What if you wanted to control FDR at 0.10 rather than 0.05? In other words, what if you were happy with 10% of your rejections, on expectation, being false. After all, 0.10 is not an uncommon threshold for statistical significance in economics. Turns out that you’d now reject both H1 and H2. This is because 0.004<1/6 x 0.10=.0167, so we can not only reject H1, but also 0.030<2/6 x 0.10=0.033, so that we can also reject H2. In fact, you can report q-values for each hypothesis (similar to p-values; Michael Anderson provides the Stata code to calculate these on his website). My back of the envelope calculation is that the q-value is approximately 0.025 for the hypothesis test on the elderly and 0.09 for that among children.
Reading the findings of the JAMA article in this way, I personally would be at least a little bit intrigued to think about the underlying reasons why such changes (in opposite directions) in obesity might have occurred in the U.S.. Emily Oster conducts some of the further analysis in her piece on fivethirthyeight.com. There is little doubt that the start and end dates are arbitrary and one would like to see changes show up for other periods: if starting a little earlier and ending a little earlier wipes out the findings, we’ll start becoming more dismissive. The authors of the study could have saved everyone a lot of time and reported multiple inference corrections in a paragraph not much longer than the one in which they declare not having undertaken these corrections. Maybe next time… The hope is that some of you will do so in your own papers!

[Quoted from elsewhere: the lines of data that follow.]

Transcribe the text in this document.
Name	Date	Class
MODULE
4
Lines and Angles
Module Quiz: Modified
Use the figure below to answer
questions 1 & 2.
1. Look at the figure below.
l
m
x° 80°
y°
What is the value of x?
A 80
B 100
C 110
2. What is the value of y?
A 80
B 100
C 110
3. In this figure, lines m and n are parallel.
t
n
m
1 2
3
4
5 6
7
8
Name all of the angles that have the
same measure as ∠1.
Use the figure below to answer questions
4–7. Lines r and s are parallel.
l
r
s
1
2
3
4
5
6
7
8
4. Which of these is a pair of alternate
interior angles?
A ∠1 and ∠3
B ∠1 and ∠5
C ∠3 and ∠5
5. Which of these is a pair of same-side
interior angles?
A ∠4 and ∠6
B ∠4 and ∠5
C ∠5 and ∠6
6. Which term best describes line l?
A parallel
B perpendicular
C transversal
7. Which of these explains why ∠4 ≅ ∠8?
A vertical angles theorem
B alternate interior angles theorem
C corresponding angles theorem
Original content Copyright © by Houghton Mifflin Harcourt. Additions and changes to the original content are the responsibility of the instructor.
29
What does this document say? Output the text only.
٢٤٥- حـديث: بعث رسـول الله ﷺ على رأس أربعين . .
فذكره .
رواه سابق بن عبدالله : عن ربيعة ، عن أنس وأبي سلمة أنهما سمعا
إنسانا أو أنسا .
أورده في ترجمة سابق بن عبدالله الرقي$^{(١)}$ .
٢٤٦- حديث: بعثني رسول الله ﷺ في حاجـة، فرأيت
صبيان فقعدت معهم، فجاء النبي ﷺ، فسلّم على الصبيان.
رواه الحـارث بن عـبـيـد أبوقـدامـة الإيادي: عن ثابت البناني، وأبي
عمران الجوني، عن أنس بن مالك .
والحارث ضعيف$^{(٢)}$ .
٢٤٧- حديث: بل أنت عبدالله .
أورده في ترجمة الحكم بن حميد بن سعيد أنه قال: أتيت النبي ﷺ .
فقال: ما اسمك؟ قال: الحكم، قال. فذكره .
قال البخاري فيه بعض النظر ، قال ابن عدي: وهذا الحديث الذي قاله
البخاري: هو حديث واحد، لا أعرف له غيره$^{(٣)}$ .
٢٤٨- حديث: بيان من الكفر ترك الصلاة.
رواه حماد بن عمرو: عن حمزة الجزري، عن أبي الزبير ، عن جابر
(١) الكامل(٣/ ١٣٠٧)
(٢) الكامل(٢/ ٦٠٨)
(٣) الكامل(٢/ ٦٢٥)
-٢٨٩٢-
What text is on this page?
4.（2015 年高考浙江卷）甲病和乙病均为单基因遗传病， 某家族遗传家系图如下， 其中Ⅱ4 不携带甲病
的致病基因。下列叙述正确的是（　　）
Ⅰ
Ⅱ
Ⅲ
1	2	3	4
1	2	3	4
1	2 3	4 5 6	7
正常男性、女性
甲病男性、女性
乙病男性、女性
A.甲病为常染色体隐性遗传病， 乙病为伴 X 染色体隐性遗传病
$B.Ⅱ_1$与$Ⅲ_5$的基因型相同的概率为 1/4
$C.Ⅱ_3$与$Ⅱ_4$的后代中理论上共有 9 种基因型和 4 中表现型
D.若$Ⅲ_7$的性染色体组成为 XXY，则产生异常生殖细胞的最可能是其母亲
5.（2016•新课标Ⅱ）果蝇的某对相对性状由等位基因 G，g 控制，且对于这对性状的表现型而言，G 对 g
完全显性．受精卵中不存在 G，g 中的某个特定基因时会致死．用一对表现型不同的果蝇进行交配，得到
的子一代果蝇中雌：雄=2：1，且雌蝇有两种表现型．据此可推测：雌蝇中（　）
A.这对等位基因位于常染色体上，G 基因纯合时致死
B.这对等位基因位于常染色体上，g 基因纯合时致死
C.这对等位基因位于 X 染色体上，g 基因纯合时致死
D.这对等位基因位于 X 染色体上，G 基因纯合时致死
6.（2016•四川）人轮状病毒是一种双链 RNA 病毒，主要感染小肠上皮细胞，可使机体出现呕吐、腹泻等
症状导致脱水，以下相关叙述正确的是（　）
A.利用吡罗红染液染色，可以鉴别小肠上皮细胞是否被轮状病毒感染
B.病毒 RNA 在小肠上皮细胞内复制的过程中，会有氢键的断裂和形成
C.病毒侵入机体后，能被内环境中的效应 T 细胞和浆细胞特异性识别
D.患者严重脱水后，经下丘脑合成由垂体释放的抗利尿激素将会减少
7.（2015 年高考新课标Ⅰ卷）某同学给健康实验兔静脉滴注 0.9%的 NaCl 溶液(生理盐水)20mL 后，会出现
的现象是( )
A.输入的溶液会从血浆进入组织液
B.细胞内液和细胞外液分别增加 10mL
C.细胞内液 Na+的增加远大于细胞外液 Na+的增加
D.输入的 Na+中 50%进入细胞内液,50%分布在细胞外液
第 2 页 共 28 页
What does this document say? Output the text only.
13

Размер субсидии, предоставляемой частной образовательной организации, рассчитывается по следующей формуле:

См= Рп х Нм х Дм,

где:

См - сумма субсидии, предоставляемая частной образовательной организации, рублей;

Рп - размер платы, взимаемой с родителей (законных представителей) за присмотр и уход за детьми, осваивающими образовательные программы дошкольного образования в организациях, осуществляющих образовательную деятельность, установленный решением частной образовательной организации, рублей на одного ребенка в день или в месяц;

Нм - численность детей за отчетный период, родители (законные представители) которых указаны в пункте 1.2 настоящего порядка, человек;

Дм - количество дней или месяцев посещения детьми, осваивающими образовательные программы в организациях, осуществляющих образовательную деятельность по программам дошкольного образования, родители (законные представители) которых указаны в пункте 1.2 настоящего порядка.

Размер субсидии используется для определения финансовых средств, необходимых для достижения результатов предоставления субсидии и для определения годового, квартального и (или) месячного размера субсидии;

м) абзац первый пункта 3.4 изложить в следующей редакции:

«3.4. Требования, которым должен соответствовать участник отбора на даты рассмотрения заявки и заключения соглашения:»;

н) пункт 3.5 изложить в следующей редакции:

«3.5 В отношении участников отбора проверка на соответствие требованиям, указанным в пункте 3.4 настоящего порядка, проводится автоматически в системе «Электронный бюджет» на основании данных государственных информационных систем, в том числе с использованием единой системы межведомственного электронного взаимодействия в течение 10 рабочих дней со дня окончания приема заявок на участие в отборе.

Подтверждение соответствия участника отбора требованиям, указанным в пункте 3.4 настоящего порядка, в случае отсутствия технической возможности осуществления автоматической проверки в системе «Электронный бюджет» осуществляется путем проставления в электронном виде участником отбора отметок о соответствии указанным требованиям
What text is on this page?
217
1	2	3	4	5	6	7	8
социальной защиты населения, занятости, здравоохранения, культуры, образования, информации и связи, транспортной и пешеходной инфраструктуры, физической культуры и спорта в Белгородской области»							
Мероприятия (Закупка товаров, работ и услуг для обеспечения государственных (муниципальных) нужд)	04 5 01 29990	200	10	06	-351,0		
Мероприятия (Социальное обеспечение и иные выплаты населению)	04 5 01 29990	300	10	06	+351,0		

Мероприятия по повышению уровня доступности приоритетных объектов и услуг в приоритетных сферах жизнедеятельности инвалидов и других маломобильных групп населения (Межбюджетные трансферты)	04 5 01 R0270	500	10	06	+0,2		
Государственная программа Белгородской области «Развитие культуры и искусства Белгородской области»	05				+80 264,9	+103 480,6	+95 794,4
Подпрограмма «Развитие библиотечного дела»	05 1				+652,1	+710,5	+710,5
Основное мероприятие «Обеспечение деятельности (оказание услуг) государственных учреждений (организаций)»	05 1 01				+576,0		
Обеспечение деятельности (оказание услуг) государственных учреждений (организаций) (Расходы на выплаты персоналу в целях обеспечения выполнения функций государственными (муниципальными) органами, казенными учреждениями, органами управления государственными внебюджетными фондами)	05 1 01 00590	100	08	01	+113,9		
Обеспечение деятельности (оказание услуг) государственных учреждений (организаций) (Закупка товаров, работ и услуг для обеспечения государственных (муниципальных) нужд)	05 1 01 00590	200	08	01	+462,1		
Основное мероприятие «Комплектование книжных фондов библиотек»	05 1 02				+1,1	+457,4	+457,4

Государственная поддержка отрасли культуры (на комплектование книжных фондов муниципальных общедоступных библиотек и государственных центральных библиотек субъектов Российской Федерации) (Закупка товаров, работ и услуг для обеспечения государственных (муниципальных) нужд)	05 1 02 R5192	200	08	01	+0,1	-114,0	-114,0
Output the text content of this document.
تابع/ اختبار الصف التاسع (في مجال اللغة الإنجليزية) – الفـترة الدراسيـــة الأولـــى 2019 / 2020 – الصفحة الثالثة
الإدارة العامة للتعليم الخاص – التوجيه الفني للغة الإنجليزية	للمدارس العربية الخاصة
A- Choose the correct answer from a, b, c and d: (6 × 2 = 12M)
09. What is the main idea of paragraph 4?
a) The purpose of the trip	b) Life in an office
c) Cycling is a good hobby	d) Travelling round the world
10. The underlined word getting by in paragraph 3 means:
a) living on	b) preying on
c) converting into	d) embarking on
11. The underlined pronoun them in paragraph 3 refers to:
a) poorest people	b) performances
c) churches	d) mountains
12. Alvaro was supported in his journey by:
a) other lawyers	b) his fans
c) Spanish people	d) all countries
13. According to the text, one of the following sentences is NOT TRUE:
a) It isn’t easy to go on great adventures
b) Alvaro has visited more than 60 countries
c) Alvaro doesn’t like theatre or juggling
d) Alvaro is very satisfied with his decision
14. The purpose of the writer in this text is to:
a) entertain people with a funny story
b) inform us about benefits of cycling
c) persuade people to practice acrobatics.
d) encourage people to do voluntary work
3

* The authors also report p-values for childhood (ages 2-19) and adulthood (ages 20 and above), as well as a measure of high weight for height for children under 2. The higher grouping of ages is really not necessary for the argument and the authors could have omitted these from this table or their analysis. High weight for height seems like a different outcome than obesity, and will ignore it here as well. Oster, who suggests a correction for six tests, seems to be implicitly making the same judgment. Furthermore, there actually are 60 tests of change over time that could be conducted (10 for each age group) in Table 6, and a different analysis might report adjusted values for all those 60 comparisons. Since the authors do not report any p-values for shorter-term comparisons since 2003-04 and because shorter term comparisons are presumably of lower interest, I ignore this here and focus on making corrections for the fact that six hypothesis tests were conducted for age subgroups. Finally, Oster makes the point that the sample sizes get small for subgroup analysis. In such cases, it is a good idea to report nonparametric permutation tests rather than standard t-tests that rely on asymptotic theory. The authors of the JAMA study have not done this, perhaps because none of the sample sizes for the six age groups is below 100.
** The BKY (2006) paper goes on to describe a similar multiple-stage procedure. It is important to note that FDR procedures are valid for independent or positively-dependent p-values and researchers dealing with negatively-dependent p-values may refer to Benjamini and Yekutieli (2001) for conservative modifications of the BH (1995) procedure.